=Vonsalza;14866359]More money indeed.
My sympathies to the multitudes that held the old GM stock (or any other failed stock) and those that counted on their 401(k)s to be there for them in 2009. Hopefully you didn’t cash-out too much in a low market out of necessity for survival and kept a sufficient investment to meaningfully capitalize on the slow recovery.
I would feel badly for them, too. I don’t have much, and I’m close to retirement age, so I keep a close eye on things. Very conservative. But it is mine.
Social security is a lower risk “investment” than any given stock (as the volatility beta for the government is less than one).

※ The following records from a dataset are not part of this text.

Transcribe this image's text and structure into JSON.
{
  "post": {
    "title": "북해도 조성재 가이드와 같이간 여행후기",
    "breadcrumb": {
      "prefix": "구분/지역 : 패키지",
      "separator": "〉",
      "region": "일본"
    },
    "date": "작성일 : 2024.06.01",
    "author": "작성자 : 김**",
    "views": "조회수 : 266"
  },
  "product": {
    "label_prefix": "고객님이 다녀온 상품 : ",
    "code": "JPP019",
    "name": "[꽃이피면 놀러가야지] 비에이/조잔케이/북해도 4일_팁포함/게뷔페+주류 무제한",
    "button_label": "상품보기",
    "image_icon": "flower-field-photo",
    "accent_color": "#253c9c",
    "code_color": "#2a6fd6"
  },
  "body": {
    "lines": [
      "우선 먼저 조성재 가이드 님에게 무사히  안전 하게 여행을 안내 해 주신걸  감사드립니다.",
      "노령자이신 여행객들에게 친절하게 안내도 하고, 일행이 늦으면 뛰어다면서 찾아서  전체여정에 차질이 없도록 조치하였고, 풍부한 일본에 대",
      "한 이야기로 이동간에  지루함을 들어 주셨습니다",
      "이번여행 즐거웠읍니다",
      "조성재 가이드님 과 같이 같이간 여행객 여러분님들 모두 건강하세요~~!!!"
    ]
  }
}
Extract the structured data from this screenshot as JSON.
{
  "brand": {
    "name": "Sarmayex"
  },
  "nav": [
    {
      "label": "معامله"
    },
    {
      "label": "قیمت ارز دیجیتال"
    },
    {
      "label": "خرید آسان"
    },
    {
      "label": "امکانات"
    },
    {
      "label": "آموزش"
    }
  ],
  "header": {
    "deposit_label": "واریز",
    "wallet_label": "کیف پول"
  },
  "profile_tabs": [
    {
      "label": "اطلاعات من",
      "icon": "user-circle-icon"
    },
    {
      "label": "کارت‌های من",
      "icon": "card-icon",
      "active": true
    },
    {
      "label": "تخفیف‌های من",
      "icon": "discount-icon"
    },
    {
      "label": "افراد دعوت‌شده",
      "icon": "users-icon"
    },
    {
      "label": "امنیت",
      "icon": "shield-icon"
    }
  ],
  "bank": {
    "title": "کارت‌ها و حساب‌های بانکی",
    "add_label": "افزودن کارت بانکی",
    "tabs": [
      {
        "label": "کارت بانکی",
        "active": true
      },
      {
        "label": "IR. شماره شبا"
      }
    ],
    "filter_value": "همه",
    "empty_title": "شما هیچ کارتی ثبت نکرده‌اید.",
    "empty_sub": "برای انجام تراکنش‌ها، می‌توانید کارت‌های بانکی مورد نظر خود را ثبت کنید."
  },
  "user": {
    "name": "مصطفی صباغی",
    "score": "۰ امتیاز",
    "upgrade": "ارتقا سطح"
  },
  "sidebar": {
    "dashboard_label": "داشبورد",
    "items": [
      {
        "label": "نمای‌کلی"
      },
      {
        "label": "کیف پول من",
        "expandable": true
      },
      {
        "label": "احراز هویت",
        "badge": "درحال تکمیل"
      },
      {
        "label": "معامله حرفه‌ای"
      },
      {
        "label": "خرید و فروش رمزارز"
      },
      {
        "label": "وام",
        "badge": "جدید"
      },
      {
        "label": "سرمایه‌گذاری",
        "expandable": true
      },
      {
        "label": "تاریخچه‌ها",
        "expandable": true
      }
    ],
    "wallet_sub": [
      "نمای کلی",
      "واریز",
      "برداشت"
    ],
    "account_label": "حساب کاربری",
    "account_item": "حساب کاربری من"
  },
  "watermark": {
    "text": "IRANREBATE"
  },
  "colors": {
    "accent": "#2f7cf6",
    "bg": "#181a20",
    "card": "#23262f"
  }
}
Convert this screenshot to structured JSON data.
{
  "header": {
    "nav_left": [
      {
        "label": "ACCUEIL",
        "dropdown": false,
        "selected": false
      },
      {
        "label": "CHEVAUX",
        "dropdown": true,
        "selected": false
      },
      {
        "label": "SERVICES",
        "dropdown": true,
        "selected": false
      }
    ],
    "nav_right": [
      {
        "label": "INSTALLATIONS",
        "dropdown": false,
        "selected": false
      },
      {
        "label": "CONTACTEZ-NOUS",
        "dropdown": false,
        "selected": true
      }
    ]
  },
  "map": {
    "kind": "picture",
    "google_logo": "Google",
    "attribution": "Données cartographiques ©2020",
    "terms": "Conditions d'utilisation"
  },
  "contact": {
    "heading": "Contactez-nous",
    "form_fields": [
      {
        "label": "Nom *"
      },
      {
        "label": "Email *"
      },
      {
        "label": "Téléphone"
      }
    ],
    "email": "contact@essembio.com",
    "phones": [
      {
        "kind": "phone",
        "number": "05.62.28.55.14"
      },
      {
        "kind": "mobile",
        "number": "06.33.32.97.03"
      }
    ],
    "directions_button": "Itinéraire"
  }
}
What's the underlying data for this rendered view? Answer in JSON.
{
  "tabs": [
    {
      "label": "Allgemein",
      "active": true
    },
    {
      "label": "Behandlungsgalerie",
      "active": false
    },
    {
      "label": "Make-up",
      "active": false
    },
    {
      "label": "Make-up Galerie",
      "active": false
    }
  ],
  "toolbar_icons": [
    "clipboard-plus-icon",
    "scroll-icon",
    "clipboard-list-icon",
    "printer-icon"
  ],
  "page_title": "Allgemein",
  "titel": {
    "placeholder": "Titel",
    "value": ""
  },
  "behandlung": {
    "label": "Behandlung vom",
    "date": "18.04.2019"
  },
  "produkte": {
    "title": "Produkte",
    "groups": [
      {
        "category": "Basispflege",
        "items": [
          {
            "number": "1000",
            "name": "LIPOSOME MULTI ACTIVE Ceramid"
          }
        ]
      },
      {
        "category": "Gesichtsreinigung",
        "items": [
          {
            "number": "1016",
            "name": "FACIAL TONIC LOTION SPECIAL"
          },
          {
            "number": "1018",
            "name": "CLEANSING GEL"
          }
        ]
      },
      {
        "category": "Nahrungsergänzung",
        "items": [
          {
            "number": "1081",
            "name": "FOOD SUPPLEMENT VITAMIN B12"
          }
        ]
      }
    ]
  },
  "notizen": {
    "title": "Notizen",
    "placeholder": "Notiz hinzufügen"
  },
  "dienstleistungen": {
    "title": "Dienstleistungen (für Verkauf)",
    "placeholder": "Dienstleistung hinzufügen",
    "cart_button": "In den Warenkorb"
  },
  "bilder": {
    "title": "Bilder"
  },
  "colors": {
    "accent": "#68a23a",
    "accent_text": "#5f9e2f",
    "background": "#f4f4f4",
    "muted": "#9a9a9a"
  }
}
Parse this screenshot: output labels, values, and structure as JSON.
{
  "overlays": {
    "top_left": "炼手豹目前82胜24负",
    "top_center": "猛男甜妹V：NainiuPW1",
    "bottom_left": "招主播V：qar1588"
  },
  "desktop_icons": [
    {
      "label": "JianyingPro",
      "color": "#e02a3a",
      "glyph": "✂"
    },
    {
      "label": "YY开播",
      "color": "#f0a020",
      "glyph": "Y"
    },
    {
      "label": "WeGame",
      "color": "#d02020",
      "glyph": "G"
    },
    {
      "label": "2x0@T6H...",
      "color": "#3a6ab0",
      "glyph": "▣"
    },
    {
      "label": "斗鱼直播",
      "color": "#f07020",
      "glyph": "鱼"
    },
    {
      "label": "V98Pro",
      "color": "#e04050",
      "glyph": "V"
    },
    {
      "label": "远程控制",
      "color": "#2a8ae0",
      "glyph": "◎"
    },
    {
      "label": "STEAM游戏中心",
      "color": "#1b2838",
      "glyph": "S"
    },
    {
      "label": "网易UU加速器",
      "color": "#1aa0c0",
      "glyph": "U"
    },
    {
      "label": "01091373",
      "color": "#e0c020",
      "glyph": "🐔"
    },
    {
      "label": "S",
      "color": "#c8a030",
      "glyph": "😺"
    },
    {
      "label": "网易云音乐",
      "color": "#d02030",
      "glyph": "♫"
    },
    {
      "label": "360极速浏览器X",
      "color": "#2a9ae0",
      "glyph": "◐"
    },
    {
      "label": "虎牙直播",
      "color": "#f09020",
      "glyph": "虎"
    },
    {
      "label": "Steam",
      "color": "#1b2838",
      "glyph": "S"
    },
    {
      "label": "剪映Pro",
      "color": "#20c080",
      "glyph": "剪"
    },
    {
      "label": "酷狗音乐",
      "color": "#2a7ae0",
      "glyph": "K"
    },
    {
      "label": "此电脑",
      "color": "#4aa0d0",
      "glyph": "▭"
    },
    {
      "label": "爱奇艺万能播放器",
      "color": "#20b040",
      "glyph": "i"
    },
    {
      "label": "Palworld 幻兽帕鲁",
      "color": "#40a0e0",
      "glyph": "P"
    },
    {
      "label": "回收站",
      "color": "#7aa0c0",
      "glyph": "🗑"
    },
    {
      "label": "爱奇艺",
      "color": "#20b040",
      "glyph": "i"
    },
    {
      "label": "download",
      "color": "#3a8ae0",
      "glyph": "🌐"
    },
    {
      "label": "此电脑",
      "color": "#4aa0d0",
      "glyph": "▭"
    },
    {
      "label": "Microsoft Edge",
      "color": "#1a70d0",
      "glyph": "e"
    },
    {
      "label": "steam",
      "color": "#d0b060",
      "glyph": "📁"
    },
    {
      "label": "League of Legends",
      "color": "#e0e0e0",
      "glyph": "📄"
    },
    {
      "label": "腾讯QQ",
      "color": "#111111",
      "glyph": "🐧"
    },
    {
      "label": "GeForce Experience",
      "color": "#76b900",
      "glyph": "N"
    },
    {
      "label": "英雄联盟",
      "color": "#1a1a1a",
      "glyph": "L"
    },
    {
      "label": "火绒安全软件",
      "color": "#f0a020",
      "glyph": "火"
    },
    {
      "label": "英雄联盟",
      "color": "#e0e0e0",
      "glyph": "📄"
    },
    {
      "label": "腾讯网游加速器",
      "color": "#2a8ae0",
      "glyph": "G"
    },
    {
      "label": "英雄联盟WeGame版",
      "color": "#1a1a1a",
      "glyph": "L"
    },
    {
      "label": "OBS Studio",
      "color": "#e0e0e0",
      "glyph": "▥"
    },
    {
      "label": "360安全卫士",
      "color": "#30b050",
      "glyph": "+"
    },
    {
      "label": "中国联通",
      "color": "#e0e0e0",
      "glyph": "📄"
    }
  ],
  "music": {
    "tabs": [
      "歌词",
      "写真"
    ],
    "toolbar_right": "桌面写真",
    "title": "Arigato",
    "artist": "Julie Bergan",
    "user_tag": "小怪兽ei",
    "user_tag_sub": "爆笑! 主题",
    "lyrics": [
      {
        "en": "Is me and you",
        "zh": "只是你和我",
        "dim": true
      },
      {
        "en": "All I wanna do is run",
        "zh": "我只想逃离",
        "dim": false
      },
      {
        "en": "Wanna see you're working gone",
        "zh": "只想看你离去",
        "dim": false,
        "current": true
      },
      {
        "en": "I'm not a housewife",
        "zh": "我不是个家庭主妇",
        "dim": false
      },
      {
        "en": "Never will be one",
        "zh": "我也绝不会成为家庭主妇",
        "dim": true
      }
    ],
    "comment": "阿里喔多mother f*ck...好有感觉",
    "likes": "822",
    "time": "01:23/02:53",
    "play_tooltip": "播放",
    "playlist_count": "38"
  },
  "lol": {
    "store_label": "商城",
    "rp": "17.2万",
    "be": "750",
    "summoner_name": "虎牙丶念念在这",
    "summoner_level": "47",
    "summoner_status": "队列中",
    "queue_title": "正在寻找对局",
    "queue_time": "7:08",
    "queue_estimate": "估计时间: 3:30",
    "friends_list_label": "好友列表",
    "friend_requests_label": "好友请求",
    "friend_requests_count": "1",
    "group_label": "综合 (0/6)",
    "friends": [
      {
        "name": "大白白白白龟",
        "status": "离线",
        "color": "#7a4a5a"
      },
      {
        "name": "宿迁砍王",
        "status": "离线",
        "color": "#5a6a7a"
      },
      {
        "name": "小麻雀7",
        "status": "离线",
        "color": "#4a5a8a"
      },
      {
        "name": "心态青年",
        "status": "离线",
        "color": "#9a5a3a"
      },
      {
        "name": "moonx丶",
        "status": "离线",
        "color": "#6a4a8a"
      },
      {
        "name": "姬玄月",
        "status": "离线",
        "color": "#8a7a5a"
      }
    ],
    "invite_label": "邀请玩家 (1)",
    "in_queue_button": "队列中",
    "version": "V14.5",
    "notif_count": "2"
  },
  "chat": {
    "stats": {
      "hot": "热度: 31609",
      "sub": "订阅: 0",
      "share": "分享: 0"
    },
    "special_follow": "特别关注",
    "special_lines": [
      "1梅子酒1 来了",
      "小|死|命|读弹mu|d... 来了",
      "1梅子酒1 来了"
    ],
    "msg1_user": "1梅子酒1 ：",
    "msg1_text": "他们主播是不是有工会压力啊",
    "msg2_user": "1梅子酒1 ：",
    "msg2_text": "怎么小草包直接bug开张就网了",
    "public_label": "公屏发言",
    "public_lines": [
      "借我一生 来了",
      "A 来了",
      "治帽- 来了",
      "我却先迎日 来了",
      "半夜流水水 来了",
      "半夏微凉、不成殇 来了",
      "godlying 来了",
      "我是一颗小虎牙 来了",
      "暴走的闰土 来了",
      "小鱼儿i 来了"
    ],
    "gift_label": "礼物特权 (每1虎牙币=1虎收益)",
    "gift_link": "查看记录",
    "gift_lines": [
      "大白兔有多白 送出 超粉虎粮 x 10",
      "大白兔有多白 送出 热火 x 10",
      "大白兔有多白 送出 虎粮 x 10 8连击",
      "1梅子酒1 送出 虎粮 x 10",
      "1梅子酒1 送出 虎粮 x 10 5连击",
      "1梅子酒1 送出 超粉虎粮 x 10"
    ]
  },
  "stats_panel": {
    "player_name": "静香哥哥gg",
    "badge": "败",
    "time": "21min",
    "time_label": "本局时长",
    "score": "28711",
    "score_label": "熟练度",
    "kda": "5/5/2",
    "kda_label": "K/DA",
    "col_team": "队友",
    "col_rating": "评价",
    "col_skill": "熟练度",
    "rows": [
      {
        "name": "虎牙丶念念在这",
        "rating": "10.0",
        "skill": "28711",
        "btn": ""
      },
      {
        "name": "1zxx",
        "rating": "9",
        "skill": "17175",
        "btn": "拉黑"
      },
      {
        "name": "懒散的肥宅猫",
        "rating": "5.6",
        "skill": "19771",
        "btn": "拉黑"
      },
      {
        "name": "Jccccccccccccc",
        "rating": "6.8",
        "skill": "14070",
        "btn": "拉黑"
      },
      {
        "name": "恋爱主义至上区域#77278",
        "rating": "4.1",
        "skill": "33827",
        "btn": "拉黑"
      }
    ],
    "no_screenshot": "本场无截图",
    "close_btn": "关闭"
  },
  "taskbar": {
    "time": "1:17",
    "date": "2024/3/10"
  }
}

Very low risk because it is a very low return. It should be low risk.
SS default would require the default of the federal government. Fiscally conservative doomsayers have been prophesying this default since the 70s and 80s…
The federal liability for unfunded responsibilities is well over $100 trillion. I don’t think it doomsaying to be voice concerns about how the federal government is doing things a private entity would be prosecuted for.
Trust me, if a real, full federal default happens, your retirement will be the least of your concerns.
Absolutely.
You could strike out “Government control” from the statement and replace it with literally anything and it would still be equally true.
No. It wouldn’t, because only government can exercise authoritarian controls over individuals. Government, particularly the central government, is vastly more dangerous to individual liberty than, say, a corporation.
Social mobility is a reality. But for every person that becomes wealthier, someone has to become poorer - as an economic fact. Otherwise inflation renders the wealth as moot.
It isn’t a fact. If zero sum economics were true, we’d still be living in a depression.
The value of wealth is its scarcity. If everyone is wealthy, no one is wealthy since the price of goods will inflate to that new, higher equilibrium.
And if everyone is poor, its socialism, since socialism always produces more scarcity than is necessary.
The American standard of living, factually, is not the highest in the world.
We’re currently 20th.
Interesting. Perhaps if we weren’t having to defend most of those countries, ours would be higher. Maybe if our corporate tax rates were competitive with the rest of the world, our standard of living would be higher.
OTOH, I don’t see one there remotely interesting to live in, when compared to here.